Aksara sunda merupakan salah satu unsur budaya yang harus dilestarikan, khususnya oleh masyarakat Jawa Barat, karena merupakan tulisan tradisional yang diciptakan oleh karya-karya ortografi Sunda sepanjang perjalanan dari abad yang lalu hingga sekarang. Seiring berkembangnya zaman, aksara sunda sudah mulai kurang dalam pemeliharaan untuk melestarian kesustraan sunda. Termasuk sebagian orang yang berada pada suku sunda itu sendiri.
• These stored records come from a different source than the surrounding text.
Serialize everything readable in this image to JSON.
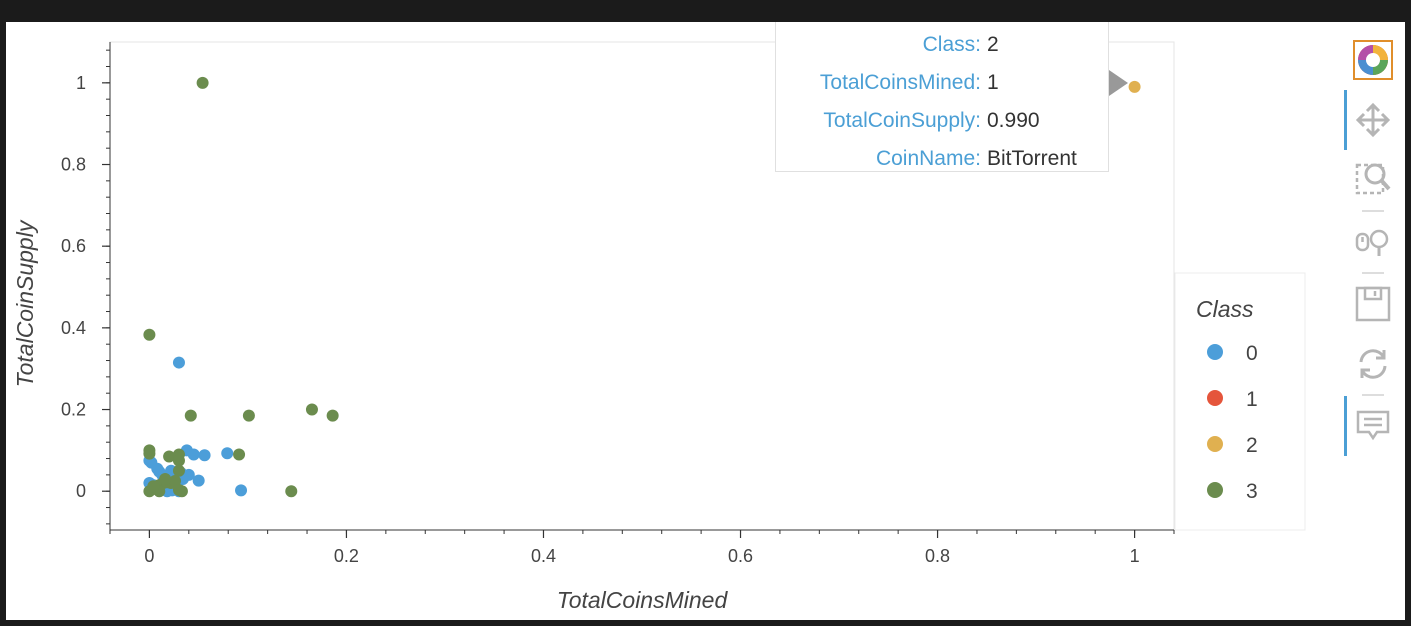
{
  "chart_data": {
    "type": "scatter",
    "title": "",
    "xlabel": "TotalCoinsMined",
    "ylabel": "TotalCoinSupply",
    "xlim": [
      -0.04,
      1.04
    ],
    "ylim": [
      -0.095,
      1.1
    ],
    "xticks": [
      0,
      0.2,
      0.4,
      0.6,
      0.8,
      1
    ],
    "xtick_labels": [
      "0",
      "0.2",
      "0.4",
      "0.6",
      "0.8",
      "1"
    ],
    "yticks": [
      0,
      0.2,
      0.4,
      0.6,
      0.8,
      1
    ],
    "ytick_labels": [
      "0",
      "0.2",
      "0.4",
      "0.6",
      "0.8",
      "1"
    ],
    "grid": false,
    "legend": {
      "title": "Class",
      "placement": "right"
    },
    "series": [
      {
        "name": "0",
        "color": "#4c9ed9",
        "points": [
          [
            0.03,
            0.315
          ],
          [
            0.038,
            0.1
          ],
          [
            0.045,
            0.09
          ],
          [
            0.056,
            0.088
          ],
          [
            0.079,
            0.093
          ],
          [
            0.093,
            0.002
          ],
          [
            0.05,
            0.026
          ],
          [
            0.0,
            0.075
          ],
          [
            0.002,
            0.07
          ],
          [
            0.008,
            0.055
          ],
          [
            0.01,
            0.048
          ],
          [
            0.013,
            0.04
          ],
          [
            0.022,
            0.05
          ],
          [
            0.025,
            0.045
          ],
          [
            0.032,
            0.045
          ],
          [
            0.035,
            0.035
          ],
          [
            0.04,
            0.04
          ],
          [
            0.0,
            0.02
          ],
          [
            0.004,
            0.015
          ],
          [
            0.006,
            0.01
          ],
          [
            0.012,
            0.005
          ],
          [
            0.015,
            0.02
          ],
          [
            0.018,
            0.0
          ],
          [
            0.02,
            0.01
          ],
          [
            0.023,
            0.002
          ],
          [
            0.028,
            0.018
          ],
          [
            0.03,
            0.0
          ],
          [
            0.034,
            0.03
          ]
        ]
      },
      {
        "name": "1",
        "color": "#e5553b",
        "points": []
      },
      {
        "name": "2",
        "color": "#e0b050",
        "points": [
          [
            1.0,
            0.99
          ]
        ]
      },
      {
        "name": "3",
        "color": "#6b8c4e",
        "points": [
          [
            0.054,
            1.0
          ],
          [
            0.0,
            0.383
          ],
          [
            0.042,
            0.185
          ],
          [
            0.101,
            0.185
          ],
          [
            0.165,
            0.2
          ],
          [
            0.186,
            0.185
          ],
          [
            0.091,
            0.09
          ],
          [
            0.144,
            0.0
          ],
          [
            0.0,
            0.1
          ],
          [
            0.0,
            0.092
          ],
          [
            0.02,
            0.085
          ],
          [
            0.03,
            0.09
          ],
          [
            0.03,
            0.075
          ],
          [
            0.03,
            0.05
          ],
          [
            0.0,
            0.0
          ],
          [
            0.003,
            0.005
          ],
          [
            0.006,
            0.01
          ],
          [
            0.01,
            0.015
          ],
          [
            0.014,
            0.02
          ],
          [
            0.018,
            0.022
          ],
          [
            0.022,
            0.02
          ],
          [
            0.026,
            0.025
          ],
          [
            0.01,
            0.0
          ],
          [
            0.033,
            0.0
          ],
          [
            0.03,
            0.003
          ],
          [
            0.004,
            0.012
          ],
          [
            0.016,
            0.03
          ]
        ]
      }
    ]
  },
  "tooltip": {
    "rows": [
      {
        "key": "Class:",
        "value": "2"
      },
      {
        "key": "TotalCoinsMined:",
        "value": "1"
      },
      {
        "key": "TotalCoinSupply:",
        "value": "0.990"
      },
      {
        "key": "CoinName:",
        "value": "BitTorrent"
      }
    ]
  },
  "toolbar": {
    "tools": [
      {
        "icon": "bokeh-logo-icon"
      },
      {
        "icon": "pan-icon",
        "active": true
      },
      {
        "icon": "box-zoom-icon",
        "active": false
      },
      {
        "icon": "wheel-zoom-icon",
        "active": false
      },
      {
        "icon": "save-icon",
        "active": false
      },
      {
        "icon": "reset-icon",
        "active": false
      },
      {
        "icon": "hover-icon",
        "active": true
      }
    ]
  }
}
Sebagai budaya kuno, Secara historis selama abad 16 budaya Sunda memiliki kekayaan warisan budaya berupa benda-benda tertulis, seperti prasasti, piagam dan sejumlah naskah kuno. Hal ini menjadi bukti adanya keterampilan menulis tradisional di kalangan masyarakat Sunda. Fakta ini juga menimbulkan kesadaran yang besar akan pentingnya nenek moyang orang Sunda dalam mengkomunikasikan informasi yang muncul dari ketajaman pikiran, gagasan, dan emosi dalam bentuk pikiran dan gagasan yang direkam melalui bahasa dan aksara mereka.

Aksara Sunda kuno berisi jenis dasar aksara Pallawa tingkat lanjut. Jenis huruf ini mirip dengan model aksara Tibet dan Punjabi (Band. Holle, 1877), dengan ciri tipografi karena pengaruh prasasti era Talmanugara, sebelum mencapai bentuk perubahan yang unik. Perubahan ini dapat dilihat seperti yang digunakan dalam prasasti dan manuskrip Sunda kuno yang terbuat dari palem dan bambu dari abad ke-14 hingga ke-18. Baik model aksara Kawarigal maupun Pakuan-Pajajaran yang digunakan dalam prasasti dan piagam Sunda dapat memberikan wawasan tentang model aksara Sunda yang paling awal dan paling kuno. Prasasti yang dimaksud adalah prasasti yang ditemukan di kompleks Kabuyutan Astanagede di kecamatan Kawali, Kabupaten Chiamis, yang dibuat pada masa pemerintahan Prabu Niskalawastu Kancana (1365-1478). Prasasti Batutulis Bogor (1533) dan Piagam Kebantenan Bekasi yang dibuat setelah pemerintahan Sri Baduga Maharaja (1482-1521).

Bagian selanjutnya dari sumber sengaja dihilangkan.